Adam Greenfield is anti Social Networking

I only recently came across this post from Adam Greenfield in which he explains why he believes that computer-mediated social networking is inherently bad: “Antisocial networking.”

It’s an important and powerful critique, though one with which I ultimately disagree. Greenfield essentially argues that:

  1. Social networking applications must, necessarily, oversimplify human relationships: they couldn’t possibly represent the complex and dynamic nature of any graph connecting a pair of individuals, let alone the mesh of a whole community.
  2. As a result, they inevitably create emotional distress, anguish, and pain for users (and sometimes even for non-users)
  3. Therefore, we should not use them.

The problem, as Greenfield sees it, is that we’re allowing technical architectures to intrude upon the pre-technical, social space of human relationships. We’re allowing the web of human relationships as-modeled-by-software-systems to reduce, pollute, and corrupt the web of human relationship as modeled in the human psyche and history of culture.

Here’s one of the critical paragraphs of the piece, though you should read it (and the comments to it) in full:

What these commentators do not or cannot admit, though, is that the whole milieu in which these concerns of openness and portability are contained is broken – and not just a little broken, but badly so. All social-networking systems, as currently designed, demonstrably create social awkwardnesses that did not, and could not, exist before. All social-networking systems constrain, by design and intention, any expression of the full band of human relationship types to a very few crude options – and those static! A wiser response to them would be to recognize that, in the words of the old movie, “the only way to win is not to play.”

Greenfield takes apart the XFN standard, noting that it prohibits, by design, “negative relationships,” and goes on to assert that negative relations are critical to the social fabric. However, it is important to be able to keep some of those feelings (and their dynamic nature) to yourself:

social comfort and coherence require that by far the majority of actual feelings regarding the people in our lives not be made explicit.
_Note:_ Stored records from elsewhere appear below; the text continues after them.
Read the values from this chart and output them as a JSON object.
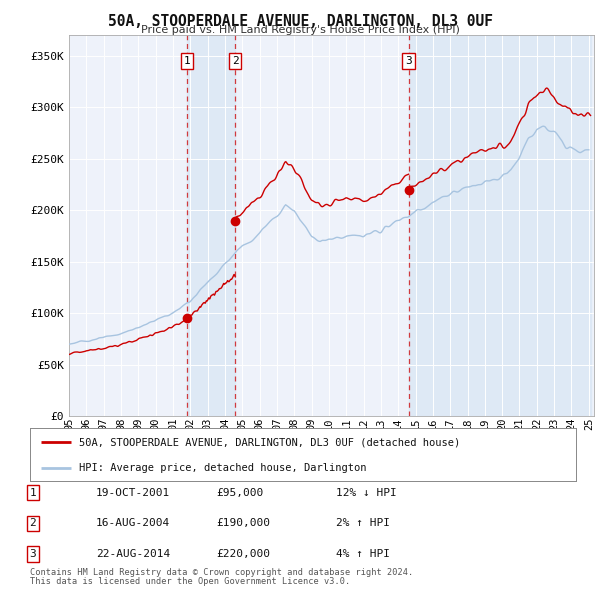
{
  "title": "50A, STOOPERDALE AVENUE, DARLINGTON, DL3 0UF",
  "subtitle": "Price paid vs. HM Land Registry's House Price Index (HPI)",
  "xlim": [
    1995.0,
    2025.3
  ],
  "ylim": [
    0,
    370000
  ],
  "yticks": [
    0,
    50000,
    100000,
    150000,
    200000,
    250000,
    300000,
    350000
  ],
  "ytick_labels": [
    "£0",
    "£50K",
    "£100K",
    "£150K",
    "£200K",
    "£250K",
    "£300K",
    "£350K"
  ],
  "xticks": [
    1995,
    1996,
    1997,
    1998,
    1999,
    2000,
    2001,
    2002,
    2003,
    2004,
    2005,
    2006,
    2007,
    2008,
    2009,
    2010,
    2011,
    2012,
    2013,
    2014,
    2015,
    2016,
    2017,
    2018,
    2019,
    2020,
    2021,
    2022,
    2023,
    2024,
    2025
  ],
  "xtick_labels": [
    "95",
    "96",
    "97",
    "98",
    "99",
    "00",
    "01",
    "02",
    "03",
    "04",
    "05",
    "06",
    "07",
    "08",
    "09",
    "10",
    "11",
    "12",
    "13",
    "14",
    "15",
    "16",
    "17",
    "18",
    "19",
    "20",
    "21",
    "22",
    "23",
    "24",
    "25"
  ],
  "sale_color": "#cc0000",
  "hpi_color": "#a8c4e0",
  "shade_color": "#dce8f5",
  "vline_color": "#cc0000",
  "transactions": [
    {
      "num": 1,
      "date_x": 2001.8,
      "price": 95000,
      "label": "1",
      "date_str": "19-OCT-2001",
      "price_str": "£95,000",
      "hpi_str": "12% ↓ HPI"
    },
    {
      "num": 2,
      "date_x": 2004.6,
      "price": 190000,
      "label": "2",
      "date_str": "16-AUG-2004",
      "price_str": "£190,000",
      "hpi_str": "2% ↑ HPI"
    },
    {
      "num": 3,
      "date_x": 2014.6,
      "price": 220000,
      "label": "3",
      "date_str": "22-AUG-2014",
      "price_str": "£220,000",
      "hpi_str": "4% ↑ HPI"
    }
  ],
  "legend_entries": [
    {
      "label": "50A, STOOPERDALE AVENUE, DARLINGTON, DL3 0UF (detached house)",
      "color": "#cc0000"
    },
    {
      "label": "HPI: Average price, detached house, Darlington",
      "color": "#a8c4e0"
    }
  ],
  "footer1": "Contains HM Land Registry data © Crown copyright and database right 2024.",
  "footer2": "This data is licensed under the Open Government Licence v3.0.",
  "background_color": "#ffffff",
  "plot_bg_color": "#eef2fa",
  "grid_color": "#ffffff"
}
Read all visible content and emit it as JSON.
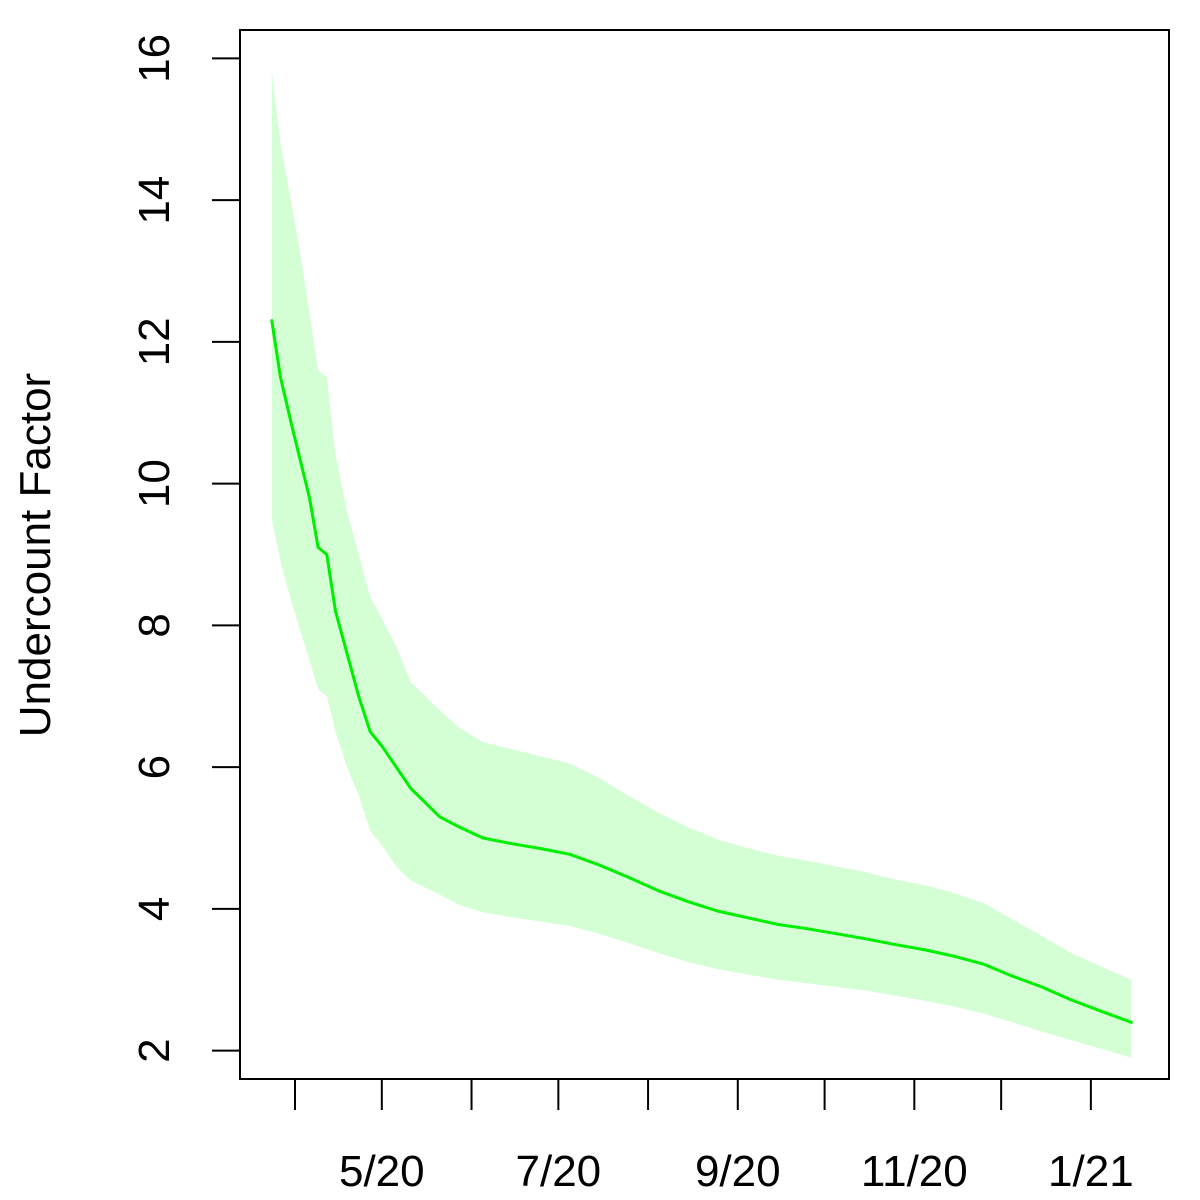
{
  "chart_data": {
    "type": "line",
    "title": "",
    "xlabel": "",
    "ylabel": "Undercount Factor",
    "xlim": [
      "2020-03-13",
      "2021-01-28"
    ],
    "ylim": [
      1.6,
      16.4
    ],
    "grid": false,
    "legend": "none",
    "x_ticks": [
      {
        "date": "2020-04-01",
        "label": ""
      },
      {
        "date": "2020-05-01",
        "label": "5/20"
      },
      {
        "date": "2020-06-01",
        "label": ""
      },
      {
        "date": "2020-07-01",
        "label": "7/20"
      },
      {
        "date": "2020-08-01",
        "label": ""
      },
      {
        "date": "2020-09-01",
        "label": "9/20"
      },
      {
        "date": "2020-10-01",
        "label": ""
      },
      {
        "date": "2020-11-01",
        "label": "11/20"
      },
      {
        "date": "2020-12-01",
        "label": ""
      },
      {
        "date": "2021-01-01",
        "label": "1/21"
      }
    ],
    "y_ticks": [
      2,
      4,
      6,
      8,
      10,
      12,
      14,
      16
    ],
    "series": [
      {
        "color": "#00ee00",
        "band_color": "#d4ffd4",
        "points": [
          {
            "x": "2020-03-24",
            "y": 12.3,
            "lo": 9.5,
            "hi": 15.8
          },
          {
            "x": "2020-03-27",
            "y": 11.5,
            "lo": 8.9,
            "hi": 14.8
          },
          {
            "x": "2020-03-31",
            "y": 10.8,
            "lo": 8.3,
            "hi": 13.9
          },
          {
            "x": "2020-04-03",
            "y": 10.3,
            "lo": 7.9,
            "hi": 13.2
          },
          {
            "x": "2020-04-06",
            "y": 9.8,
            "lo": 7.5,
            "hi": 12.4
          },
          {
            "x": "2020-04-09",
            "y": 9.1,
            "lo": 7.1,
            "hi": 11.6
          },
          {
            "x": "2020-04-12",
            "y": 9.0,
            "lo": 7.0,
            "hi": 11.5
          },
          {
            "x": "2020-04-15",
            "y": 8.2,
            "lo": 6.5,
            "hi": 10.4
          },
          {
            "x": "2020-04-19",
            "y": 7.6,
            "lo": 6.0,
            "hi": 9.6
          },
          {
            "x": "2020-04-23",
            "y": 7.0,
            "lo": 5.6,
            "hi": 9.0
          },
          {
            "x": "2020-04-27",
            "y": 6.5,
            "lo": 5.1,
            "hi": 8.4
          },
          {
            "x": "2020-05-01",
            "y": 6.3,
            "lo": 4.9,
            "hi": 8.1
          },
          {
            "x": "2020-05-06",
            "y": 6.0,
            "lo": 4.6,
            "hi": 7.7
          },
          {
            "x": "2020-05-11",
            "y": 5.7,
            "lo": 4.4,
            "hi": 7.2
          },
          {
            "x": "2020-05-16",
            "y": 5.5,
            "lo": 4.3,
            "hi": 7.0
          },
          {
            "x": "2020-05-21",
            "y": 5.3,
            "lo": 4.2,
            "hi": 6.8
          },
          {
            "x": "2020-05-28",
            "y": 5.15,
            "lo": 4.05,
            "hi": 6.55
          },
          {
            "x": "2020-06-05",
            "y": 5.0,
            "lo": 3.95,
            "hi": 6.35
          },
          {
            "x": "2020-06-15",
            "y": 4.92,
            "lo": 3.88,
            "hi": 6.25
          },
          {
            "x": "2020-06-25",
            "y": 4.85,
            "lo": 3.82,
            "hi": 6.15
          },
          {
            "x": "2020-07-05",
            "y": 4.77,
            "lo": 3.76,
            "hi": 6.05
          },
          {
            "x": "2020-07-15",
            "y": 4.62,
            "lo": 3.65,
            "hi": 5.85
          },
          {
            "x": "2020-07-25",
            "y": 4.45,
            "lo": 3.52,
            "hi": 5.6
          },
          {
            "x": "2020-08-05",
            "y": 4.25,
            "lo": 3.37,
            "hi": 5.35
          },
          {
            "x": "2020-08-15",
            "y": 4.1,
            "lo": 3.25,
            "hi": 5.15
          },
          {
            "x": "2020-08-25",
            "y": 3.97,
            "lo": 3.15,
            "hi": 4.98
          },
          {
            "x": "2020-09-05",
            "y": 3.87,
            "lo": 3.07,
            "hi": 4.85
          },
          {
            "x": "2020-09-15",
            "y": 3.78,
            "lo": 3.0,
            "hi": 4.75
          },
          {
            "x": "2020-09-25",
            "y": 3.72,
            "lo": 2.95,
            "hi": 4.68
          },
          {
            "x": "2020-10-05",
            "y": 3.65,
            "lo": 2.9,
            "hi": 4.6
          },
          {
            "x": "2020-10-15",
            "y": 3.58,
            "lo": 2.85,
            "hi": 4.52
          },
          {
            "x": "2020-10-25",
            "y": 3.5,
            "lo": 2.78,
            "hi": 4.42
          },
          {
            "x": "2020-11-05",
            "y": 3.42,
            "lo": 2.7,
            "hi": 4.33
          },
          {
            "x": "2020-11-15",
            "y": 3.33,
            "lo": 2.62,
            "hi": 4.22
          },
          {
            "x": "2020-11-25",
            "y": 3.22,
            "lo": 2.52,
            "hi": 4.08
          },
          {
            "x": "2020-12-05",
            "y": 3.05,
            "lo": 2.4,
            "hi": 3.85
          },
          {
            "x": "2020-12-15",
            "y": 2.9,
            "lo": 2.27,
            "hi": 3.62
          },
          {
            "x": "2020-12-25",
            "y": 2.72,
            "lo": 2.15,
            "hi": 3.38
          },
          {
            "x": "2021-01-05",
            "y": 2.55,
            "lo": 2.02,
            "hi": 3.18
          },
          {
            "x": "2021-01-15",
            "y": 2.4,
            "lo": 1.9,
            "hi": 3.0
          }
        ]
      }
    ]
  }
}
In my experience, any degree of smooth and compassionate human concourse absolutely requires plausible deniability, and a certain degree of dissembling regarding your actual, operative feelings for the people you’re engaged with, however much you love them.

Finally, Greenfield concludes:

I believe that technically-mediated social networking at any level beyond very simple, local applications is fundamentally, and probably persistently, a bad idea. From where I stand, the only sane response is to keep our conceptions of friendship and affinity from being polluted by technical metaphors and constraints to begin with.

It’s almost enough to make me shutter my Facebook account, but then it’s my move in Scrabulous.

My issue with Greenfield’s account, however, is that he assumes that simply not playing is a viable answer. Like Bartleby‘s “I would prefer not to,” Greenfield’s renunciation of all software-modeled relationships risks a slippery slope which ends in renouncing all online participation.

After all, doesn’t blogging software also create social discomfort and awkwardness which didn’t exist before? (Didn’t you read my blog post on X? I can’t believe the comment Y left on Z’s blog!)

It is vitally important to remember that there is (and will always be) a reduction inherent in transforming the complex and dynamic mesh that is human relationships down to a “social network” as understood by Facebook, LinkedIn, and the like – but I have to disagree that the only appropriate response to that reduction is to take my ball and go home.

Where social networking applications cause emotional pain we need greater education and contextualization. I don’t know about your teen years, but I was certainly familiar with artifical indicators of popularity and mechanisms of exclusion in mine.

This is not to say the mechanism of bullying, exclusion, and oneupmanship aren’t different in an online social networking world, but that we need to learn to understand, explain, and mediate those differences, not ignore the social networks and hope they go away.